Cup Noodles is Nissin's second bestselling brand in the U.S. Top Ramen, the No. 1 brand, isn't packaged as a single serving and doesn't come with its own cup.
In 1958, Nissin founder Momofuku Ando introduced Japan to instant ramen, a concoction he invented in a backyard shed. But the idea of selling noodles in their own cup — Nissin's claim to fame — was inspired by Ando's 1966 trip to America. There he witnessed office workers divvy up a package of ramen, place the pieces into paper cups and add hot water, according to company lore.
The new recipes were developed in the sprawling facility, which opened in 1970, about 13 miles southwest of Los Angeles.
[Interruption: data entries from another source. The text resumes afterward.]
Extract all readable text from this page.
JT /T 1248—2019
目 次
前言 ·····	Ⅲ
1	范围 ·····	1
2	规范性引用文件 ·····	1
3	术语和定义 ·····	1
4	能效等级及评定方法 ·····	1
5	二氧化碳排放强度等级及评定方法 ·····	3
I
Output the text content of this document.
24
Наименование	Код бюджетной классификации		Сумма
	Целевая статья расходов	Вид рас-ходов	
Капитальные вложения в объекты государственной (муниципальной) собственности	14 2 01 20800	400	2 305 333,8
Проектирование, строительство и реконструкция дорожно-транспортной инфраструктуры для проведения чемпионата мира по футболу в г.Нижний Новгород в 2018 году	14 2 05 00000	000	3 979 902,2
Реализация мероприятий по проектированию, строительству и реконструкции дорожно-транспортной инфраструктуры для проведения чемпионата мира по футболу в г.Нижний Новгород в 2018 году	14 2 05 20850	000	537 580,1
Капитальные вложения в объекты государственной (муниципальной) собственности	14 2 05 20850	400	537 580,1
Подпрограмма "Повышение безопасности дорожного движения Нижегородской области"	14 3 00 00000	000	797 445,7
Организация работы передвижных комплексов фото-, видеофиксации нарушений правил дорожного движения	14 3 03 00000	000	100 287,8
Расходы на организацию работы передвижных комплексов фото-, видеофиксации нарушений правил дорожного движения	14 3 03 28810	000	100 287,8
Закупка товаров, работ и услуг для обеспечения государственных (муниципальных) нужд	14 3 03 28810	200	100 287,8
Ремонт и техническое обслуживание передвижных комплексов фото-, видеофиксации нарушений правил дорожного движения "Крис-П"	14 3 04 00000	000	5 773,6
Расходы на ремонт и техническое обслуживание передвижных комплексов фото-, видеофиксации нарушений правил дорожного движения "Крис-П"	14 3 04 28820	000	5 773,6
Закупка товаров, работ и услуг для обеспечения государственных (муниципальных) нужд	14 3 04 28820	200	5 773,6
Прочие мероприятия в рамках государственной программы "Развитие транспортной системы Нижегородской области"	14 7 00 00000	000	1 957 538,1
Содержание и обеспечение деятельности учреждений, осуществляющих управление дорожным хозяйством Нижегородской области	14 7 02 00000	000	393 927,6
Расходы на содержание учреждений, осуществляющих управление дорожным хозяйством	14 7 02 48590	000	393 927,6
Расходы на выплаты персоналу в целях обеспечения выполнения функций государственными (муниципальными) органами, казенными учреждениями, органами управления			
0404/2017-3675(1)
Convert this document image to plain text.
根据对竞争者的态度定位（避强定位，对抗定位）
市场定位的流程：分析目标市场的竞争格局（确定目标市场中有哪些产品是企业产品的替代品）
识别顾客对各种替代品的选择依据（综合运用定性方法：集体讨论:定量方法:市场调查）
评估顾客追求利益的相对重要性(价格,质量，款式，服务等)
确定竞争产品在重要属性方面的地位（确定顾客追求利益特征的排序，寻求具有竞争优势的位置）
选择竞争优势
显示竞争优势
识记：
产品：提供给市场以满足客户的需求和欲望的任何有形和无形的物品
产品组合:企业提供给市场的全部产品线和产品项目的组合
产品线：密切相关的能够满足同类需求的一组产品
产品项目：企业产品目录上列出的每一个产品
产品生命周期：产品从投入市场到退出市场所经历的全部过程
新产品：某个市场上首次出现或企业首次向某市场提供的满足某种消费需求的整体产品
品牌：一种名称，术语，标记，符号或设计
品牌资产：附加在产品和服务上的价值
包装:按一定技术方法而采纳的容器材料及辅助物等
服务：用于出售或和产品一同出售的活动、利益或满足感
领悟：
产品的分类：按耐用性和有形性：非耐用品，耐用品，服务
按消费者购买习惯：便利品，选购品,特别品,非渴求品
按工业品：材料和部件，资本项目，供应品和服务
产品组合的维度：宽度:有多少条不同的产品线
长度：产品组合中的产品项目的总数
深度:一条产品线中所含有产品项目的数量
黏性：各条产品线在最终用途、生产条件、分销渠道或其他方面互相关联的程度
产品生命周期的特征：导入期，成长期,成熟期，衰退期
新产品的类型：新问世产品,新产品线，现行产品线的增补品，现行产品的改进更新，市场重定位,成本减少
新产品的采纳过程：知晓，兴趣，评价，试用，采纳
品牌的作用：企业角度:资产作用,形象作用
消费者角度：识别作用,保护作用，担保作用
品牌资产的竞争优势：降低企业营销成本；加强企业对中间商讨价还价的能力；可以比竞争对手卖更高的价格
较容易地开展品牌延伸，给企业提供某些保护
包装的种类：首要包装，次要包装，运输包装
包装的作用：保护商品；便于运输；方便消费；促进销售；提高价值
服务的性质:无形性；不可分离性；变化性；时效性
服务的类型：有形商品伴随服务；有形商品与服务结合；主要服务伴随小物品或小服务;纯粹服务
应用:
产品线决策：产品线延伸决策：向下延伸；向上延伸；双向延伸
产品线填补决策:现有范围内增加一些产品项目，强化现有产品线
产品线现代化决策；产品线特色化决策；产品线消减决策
It spans 17 acres with office space, a warehouse and a factory that churns out "hundreds of millions" of Cup Noodles a year, Multari said. A second manufacturing plant is located in Lancaster, Pennsylvania. The company employs about 400 workers nationwide.
Inside the test kitchen, about 10 employees equipped with four microwaves and three fridges have been working for a year to recraft the Cup Noodles recipe.
Monique Au-Yeung, a senior research and development specialist, acknowledged the process was sometimes frustrating. It took 13 tries, for instance, just to revamp the chicken variety alone. "It's a balance of all materials for the flavor," she said. The trickiness often came "towards the end, where you have to fine-tune the flavors."
Rachel Scherr, an assistant research scientist at UC Davis' department of nutrition, said any nutritional improvement was a step in the right direction. But Cup Noodles still contains a high level of sodium, she said, and the sodium replacement, potassium chloride, is not necessarily healthier than salt, she said.
"I would say it's a sometime food, not an everyday food," she said.
Some analysts questioned whether Nissin could really makeover Cup Noodles' reputation.
"It's very hard to change people's perceptions of brands," food analyst Prevor said. "It usually fails, and it fails because to the extent you attract new people, you get push back too from people" used to the old version.
Prevor said that recipe changes are touted by companies as revolutionary, but often "smells of marketing more than it does of a brilliant new product."
"I'm surprised they changed the formulation of their current product as opposed to coming out with another line that is higher-priced and healthier," he said.
Considering the new ingredients cost more (a "significant" increase according to Multari), Nissin may very well raise prices after the new Cup Noodles is firmly launched into the market, Prevor said.
Multari said the Cup Noodles overhaul is just the first step. He said the company will quiz customers on other Nissin products, which could be tweaked as well.
"It's a challenge for all brands to always remain relevant," he said. "That's what we're trying to do."